Dorian flinched at the words. He was the one Echo had to persuade, not Jasper. She wouldn’t be able to accomplish much of anything if Dorian insisted on fighting her every step of the way.
“A positive and a negative,” said Dorian, as if he was measuring the idea, te
sting it for holes. There were plenty to find, but until a miracle solution presented itself, it was the best they had.
“The light and the dark,” Echo said. “Two sides of the same coin. I can fight this. I have to believe that I can fight this.” If she couldn’t do it for herself, maybe, just maybe, she could do it for him. “And I have to at least try.”
After a long moment, Dorian stepped aside. “Help him,” he said. It was an order, not a request.
“I will.”
And that was a promise.
Despite her outward confidence, Echo had no idea what she was doing. Since that was not a particularly unusual state of affairs for her, she did not let it deter her from the task at hand.
“Hold him down,” she said with more authority than she felt.
Dorian shot her another skeptical look, but he kept his mouth shut and directed Jasper to take hold of one of Caius’s arms while he held the other.
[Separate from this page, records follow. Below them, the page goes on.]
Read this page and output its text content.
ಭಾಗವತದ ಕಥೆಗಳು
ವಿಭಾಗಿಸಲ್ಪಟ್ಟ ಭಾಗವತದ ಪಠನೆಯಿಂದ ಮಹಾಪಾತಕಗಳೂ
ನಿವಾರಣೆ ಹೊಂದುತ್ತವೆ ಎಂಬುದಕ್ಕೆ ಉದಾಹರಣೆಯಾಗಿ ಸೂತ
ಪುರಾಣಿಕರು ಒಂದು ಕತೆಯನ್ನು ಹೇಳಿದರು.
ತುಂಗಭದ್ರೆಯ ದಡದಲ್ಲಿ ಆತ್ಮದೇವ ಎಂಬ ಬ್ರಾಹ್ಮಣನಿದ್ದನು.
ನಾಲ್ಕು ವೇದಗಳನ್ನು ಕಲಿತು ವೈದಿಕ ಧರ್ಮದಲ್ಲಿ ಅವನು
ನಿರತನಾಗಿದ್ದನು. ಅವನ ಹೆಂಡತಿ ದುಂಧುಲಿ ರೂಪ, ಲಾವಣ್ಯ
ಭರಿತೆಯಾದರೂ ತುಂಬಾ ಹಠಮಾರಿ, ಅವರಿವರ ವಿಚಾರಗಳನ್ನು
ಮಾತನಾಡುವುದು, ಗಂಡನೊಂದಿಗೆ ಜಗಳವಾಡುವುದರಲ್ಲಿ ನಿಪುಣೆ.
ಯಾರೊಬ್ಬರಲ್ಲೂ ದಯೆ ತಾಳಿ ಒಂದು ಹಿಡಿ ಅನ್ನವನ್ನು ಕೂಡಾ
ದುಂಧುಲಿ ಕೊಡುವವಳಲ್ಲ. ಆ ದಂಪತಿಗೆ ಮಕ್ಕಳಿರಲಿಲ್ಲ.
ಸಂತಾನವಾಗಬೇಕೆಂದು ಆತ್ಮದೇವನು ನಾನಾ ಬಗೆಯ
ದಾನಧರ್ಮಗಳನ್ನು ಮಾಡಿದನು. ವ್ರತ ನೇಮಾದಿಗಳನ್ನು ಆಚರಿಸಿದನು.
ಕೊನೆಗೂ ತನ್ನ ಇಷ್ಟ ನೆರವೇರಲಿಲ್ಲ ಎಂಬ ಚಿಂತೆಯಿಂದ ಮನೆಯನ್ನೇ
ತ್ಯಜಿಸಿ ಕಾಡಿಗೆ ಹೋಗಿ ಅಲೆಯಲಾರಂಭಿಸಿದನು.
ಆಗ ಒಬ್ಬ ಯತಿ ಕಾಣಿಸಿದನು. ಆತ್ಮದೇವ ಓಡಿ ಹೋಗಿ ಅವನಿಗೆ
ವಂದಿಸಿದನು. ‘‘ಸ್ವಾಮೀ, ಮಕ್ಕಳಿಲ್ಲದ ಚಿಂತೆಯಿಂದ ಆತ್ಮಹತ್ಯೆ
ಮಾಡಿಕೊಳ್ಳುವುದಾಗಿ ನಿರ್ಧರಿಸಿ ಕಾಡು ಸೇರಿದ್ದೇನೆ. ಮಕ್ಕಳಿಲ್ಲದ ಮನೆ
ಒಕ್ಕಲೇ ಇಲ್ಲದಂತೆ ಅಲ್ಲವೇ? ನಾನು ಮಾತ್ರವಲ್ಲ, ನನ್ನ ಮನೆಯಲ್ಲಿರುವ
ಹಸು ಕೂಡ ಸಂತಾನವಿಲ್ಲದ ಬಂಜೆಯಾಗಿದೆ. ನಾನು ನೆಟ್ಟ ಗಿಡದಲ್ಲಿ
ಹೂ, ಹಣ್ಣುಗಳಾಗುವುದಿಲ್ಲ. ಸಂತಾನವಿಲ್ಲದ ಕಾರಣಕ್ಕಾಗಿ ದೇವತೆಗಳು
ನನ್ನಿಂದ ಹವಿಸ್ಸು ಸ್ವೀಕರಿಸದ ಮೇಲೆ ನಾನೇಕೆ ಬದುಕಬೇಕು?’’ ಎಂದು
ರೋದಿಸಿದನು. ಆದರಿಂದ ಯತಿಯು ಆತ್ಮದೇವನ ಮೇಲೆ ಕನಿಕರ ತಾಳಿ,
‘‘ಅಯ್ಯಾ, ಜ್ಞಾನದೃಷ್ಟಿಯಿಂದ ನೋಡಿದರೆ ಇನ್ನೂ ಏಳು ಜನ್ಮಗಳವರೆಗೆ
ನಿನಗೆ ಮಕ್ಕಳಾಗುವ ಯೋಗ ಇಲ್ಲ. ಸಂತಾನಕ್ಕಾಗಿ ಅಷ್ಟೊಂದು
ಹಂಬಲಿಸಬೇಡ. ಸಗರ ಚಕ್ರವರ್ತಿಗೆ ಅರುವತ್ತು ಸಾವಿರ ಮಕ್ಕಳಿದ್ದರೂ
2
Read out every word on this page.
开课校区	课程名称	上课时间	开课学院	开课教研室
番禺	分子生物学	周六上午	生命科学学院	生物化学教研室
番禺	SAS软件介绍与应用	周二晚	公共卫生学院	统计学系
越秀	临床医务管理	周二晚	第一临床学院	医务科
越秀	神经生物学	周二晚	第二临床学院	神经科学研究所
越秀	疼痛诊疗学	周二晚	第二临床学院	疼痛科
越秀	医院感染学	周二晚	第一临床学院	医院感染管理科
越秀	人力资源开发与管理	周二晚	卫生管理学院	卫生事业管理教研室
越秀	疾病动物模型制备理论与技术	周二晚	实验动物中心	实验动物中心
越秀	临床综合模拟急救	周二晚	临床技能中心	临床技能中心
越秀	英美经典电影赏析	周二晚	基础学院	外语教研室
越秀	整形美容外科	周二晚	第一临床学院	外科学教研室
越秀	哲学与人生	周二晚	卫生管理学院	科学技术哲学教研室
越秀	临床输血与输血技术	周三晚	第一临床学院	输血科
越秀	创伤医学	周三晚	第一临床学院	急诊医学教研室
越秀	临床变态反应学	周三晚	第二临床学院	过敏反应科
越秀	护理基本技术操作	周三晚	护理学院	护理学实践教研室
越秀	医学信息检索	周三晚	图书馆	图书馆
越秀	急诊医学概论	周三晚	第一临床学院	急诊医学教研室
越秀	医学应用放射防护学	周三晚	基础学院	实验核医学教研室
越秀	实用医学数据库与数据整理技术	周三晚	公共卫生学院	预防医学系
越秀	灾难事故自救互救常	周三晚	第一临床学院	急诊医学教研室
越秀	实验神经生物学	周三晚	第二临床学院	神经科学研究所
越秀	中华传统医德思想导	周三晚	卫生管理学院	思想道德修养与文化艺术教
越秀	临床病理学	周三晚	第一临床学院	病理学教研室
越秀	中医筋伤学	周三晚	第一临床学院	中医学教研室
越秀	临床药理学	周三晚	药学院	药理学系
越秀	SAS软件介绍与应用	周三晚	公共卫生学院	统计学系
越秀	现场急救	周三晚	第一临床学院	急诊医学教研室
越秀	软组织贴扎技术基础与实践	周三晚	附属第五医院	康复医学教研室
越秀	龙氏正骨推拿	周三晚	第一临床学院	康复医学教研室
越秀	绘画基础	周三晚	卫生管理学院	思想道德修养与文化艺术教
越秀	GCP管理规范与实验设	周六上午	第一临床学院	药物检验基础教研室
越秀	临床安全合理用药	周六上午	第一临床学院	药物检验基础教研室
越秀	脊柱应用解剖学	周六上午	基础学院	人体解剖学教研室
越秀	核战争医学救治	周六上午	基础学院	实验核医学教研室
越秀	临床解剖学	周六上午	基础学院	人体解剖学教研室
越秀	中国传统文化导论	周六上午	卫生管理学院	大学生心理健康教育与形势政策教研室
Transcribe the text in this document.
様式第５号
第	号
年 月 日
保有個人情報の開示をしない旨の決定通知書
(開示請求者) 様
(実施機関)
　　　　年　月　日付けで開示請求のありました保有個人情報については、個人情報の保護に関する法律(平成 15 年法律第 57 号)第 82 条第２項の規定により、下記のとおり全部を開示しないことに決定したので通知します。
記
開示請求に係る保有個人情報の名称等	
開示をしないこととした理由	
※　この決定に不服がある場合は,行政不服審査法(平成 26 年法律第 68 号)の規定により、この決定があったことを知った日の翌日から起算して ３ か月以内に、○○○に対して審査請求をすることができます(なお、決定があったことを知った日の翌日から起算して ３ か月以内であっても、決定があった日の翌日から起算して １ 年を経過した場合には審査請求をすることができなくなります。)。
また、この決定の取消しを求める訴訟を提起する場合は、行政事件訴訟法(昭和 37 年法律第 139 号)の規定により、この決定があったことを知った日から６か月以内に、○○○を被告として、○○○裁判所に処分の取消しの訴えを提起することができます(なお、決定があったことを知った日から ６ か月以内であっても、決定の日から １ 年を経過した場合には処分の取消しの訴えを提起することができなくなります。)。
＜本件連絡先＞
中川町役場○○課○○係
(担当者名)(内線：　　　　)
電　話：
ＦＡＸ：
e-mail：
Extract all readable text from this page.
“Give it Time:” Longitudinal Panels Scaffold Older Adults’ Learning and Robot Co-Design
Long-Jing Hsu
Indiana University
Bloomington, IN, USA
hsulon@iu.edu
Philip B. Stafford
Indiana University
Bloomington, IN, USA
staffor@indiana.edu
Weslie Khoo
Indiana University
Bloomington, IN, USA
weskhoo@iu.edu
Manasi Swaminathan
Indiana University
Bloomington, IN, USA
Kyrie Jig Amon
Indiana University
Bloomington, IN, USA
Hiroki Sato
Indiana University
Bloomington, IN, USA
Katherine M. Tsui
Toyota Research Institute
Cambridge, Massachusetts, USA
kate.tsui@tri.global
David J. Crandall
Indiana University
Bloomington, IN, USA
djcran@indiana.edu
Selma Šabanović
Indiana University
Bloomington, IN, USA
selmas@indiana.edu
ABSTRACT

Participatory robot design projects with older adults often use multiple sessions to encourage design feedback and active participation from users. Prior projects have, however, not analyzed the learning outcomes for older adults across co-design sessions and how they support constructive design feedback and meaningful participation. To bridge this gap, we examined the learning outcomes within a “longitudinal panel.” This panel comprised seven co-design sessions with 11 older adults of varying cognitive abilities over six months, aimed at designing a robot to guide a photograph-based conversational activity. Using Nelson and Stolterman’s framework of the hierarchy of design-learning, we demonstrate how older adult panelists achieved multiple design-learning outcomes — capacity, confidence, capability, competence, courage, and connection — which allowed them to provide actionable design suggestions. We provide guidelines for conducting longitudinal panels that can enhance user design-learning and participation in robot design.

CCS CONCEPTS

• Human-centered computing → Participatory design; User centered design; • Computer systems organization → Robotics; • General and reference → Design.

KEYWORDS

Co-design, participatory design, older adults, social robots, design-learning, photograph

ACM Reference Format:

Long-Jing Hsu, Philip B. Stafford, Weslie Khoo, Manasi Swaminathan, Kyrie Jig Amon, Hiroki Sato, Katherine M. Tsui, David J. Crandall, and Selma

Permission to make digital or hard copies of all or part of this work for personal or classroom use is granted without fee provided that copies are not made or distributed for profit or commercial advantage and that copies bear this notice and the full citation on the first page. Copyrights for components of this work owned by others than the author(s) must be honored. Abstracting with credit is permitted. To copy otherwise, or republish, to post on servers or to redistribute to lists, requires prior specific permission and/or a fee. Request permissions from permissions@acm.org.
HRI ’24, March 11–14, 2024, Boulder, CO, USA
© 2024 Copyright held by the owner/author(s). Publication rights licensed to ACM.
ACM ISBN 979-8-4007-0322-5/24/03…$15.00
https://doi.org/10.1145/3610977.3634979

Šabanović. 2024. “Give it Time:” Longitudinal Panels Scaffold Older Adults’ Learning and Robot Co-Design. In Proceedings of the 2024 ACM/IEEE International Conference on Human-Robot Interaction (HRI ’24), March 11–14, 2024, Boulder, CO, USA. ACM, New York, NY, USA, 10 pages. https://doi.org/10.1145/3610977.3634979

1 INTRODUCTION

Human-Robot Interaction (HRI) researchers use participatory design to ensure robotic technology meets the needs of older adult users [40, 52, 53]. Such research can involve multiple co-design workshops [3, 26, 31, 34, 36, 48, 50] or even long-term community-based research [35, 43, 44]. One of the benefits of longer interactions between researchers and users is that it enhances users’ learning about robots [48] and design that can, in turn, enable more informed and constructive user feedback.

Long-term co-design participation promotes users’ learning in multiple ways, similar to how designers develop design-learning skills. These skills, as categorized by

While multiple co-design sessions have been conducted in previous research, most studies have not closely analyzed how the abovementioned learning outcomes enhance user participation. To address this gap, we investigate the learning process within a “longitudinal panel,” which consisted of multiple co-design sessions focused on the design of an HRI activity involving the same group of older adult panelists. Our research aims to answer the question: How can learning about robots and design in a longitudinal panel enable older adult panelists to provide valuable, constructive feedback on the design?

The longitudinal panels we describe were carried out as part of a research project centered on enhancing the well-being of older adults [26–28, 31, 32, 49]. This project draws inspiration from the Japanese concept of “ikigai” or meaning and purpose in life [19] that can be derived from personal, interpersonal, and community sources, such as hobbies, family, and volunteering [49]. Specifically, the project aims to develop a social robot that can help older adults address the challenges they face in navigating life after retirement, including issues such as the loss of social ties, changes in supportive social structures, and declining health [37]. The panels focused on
They’d both donned gloves—the last thing they needed was another victim for the kuçedra to consume.
Caius’s head lolled about on the pillow like a rag doll’s. His skin had taken on an increasingly sickly pallor. Every minute that passed was one minute lost; if Echo did not figure out a way to save him now, they wouldn’t have another chance.
Okay, Echo addressed the other vessels, whose voices, with the exception of Rose and her plaintive plea, had been blessedly silent for days. If any of you have any ideas about where to start, I’m listening.
The silence in her head grew even more profound.
Then, when Echo had all but given up hope of receiving an answer, a single small voice spoke up, one she had not heard before.
Touch him, whispered the voice.
Echo raked her gaze over the blackened veins that covered most of Caius’s torso.